Unlike how you feel about Berlin now, your start at BCB was kind of rough and completely unglamorous. You didn’t really make friends with your peers during L&T even though they were all very nice and pleasant people – people you had a fantastic time with partying after thesis submission almost four years later. It was just hard to move to a place that was completely new after living your whole life in Skopje. So it was no surprise that you obsessively skyped your Macedonian friends during that time – something you now only do once a month or even less. The closest friend you made that year was Farah, and she is leaving Berlin in less than two months – something that makes you immensely sad, but also immensely grateful for having known her for the entirety of your education here.

It was a pretty lonely first year and not the most joyful second year most probably because of your slow adaptation process to being college and living in Berlin. But around your third year you started to feel like you had a home here. You made solid friendships and relationships that help make this city the best place on Earth on sunny days. They are friends you can call when you are sad or need to go to the hospital or have some kind of personal emergency. They are friends that would call you in those same situations, too. For example, your friend Nathan was sick two weeks ago and you and a few friends took turns at taking care of him.

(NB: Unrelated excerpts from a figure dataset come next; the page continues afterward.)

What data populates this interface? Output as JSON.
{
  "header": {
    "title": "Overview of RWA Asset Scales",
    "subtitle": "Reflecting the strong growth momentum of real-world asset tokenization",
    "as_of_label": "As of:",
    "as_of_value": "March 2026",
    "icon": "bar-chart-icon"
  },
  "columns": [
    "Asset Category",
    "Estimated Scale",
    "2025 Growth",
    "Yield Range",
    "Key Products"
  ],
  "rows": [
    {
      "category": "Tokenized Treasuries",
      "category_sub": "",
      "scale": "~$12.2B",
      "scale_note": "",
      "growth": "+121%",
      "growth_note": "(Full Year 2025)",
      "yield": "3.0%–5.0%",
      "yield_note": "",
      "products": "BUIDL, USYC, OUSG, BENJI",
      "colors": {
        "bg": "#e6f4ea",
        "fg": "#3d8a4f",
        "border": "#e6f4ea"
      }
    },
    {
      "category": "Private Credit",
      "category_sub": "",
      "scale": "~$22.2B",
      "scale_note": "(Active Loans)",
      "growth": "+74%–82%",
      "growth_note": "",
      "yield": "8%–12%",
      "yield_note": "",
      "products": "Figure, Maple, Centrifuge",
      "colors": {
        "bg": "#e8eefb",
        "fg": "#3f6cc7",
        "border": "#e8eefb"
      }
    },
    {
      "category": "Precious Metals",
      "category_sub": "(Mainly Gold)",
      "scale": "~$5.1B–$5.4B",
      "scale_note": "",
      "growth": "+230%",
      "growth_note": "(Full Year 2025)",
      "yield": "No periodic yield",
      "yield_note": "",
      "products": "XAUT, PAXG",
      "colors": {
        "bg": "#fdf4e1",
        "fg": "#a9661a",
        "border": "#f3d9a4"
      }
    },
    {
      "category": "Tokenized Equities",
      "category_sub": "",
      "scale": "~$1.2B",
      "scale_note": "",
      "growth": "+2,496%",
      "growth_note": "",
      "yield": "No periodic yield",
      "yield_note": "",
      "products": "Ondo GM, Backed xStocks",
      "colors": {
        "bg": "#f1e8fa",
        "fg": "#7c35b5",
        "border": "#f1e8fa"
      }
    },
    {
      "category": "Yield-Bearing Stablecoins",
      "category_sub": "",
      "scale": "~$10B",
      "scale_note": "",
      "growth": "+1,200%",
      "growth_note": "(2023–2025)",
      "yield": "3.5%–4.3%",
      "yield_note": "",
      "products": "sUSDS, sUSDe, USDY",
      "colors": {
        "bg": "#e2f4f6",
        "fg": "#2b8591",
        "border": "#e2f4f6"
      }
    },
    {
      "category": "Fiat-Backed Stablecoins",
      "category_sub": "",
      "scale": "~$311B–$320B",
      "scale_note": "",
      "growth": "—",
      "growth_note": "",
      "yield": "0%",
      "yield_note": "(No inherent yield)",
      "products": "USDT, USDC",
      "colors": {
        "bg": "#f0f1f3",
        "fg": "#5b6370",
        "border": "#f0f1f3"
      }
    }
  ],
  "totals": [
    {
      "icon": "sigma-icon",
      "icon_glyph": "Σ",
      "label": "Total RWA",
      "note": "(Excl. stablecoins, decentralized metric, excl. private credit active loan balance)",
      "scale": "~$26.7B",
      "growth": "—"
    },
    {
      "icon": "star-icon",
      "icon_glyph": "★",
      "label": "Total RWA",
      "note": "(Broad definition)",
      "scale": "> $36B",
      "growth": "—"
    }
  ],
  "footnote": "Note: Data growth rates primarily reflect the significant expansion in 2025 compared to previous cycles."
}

“It’s really good that you guys went to take care of Nathan. You don’t have family there so you have to be each other’s family now,” your mom said to you over a video call.

You kept thinking about this concept of a Berlin family ever since your mom said it. You felt that she was right. More than just being incredibly fun and laughing at your jokes, these friends were there for you when you needed them, and you have tried to do the same for them. The dynamics you have with them aren’t perfect. And it is perhaps the fact that we go through moments that are imperfect or even irritating that make this feel like a real family – flaws and all. So, yes, there are bad moments, but the good ones definitely outweigh them. You experienced many of these good moments this week and it made you feel like Berlin is the place where you want to stay, at least while this “second family” is still here.

You have thought about applying to PhD programs or looking for jobs outside of Berlin, but you are not ready for that kind of step. It took you four years to make this new city feel like a home and you are not about to give all of that up just yet. So in the coming months, you intend to do everything necessary to make sure you keep living in a city that makes you so happy once spring comes around.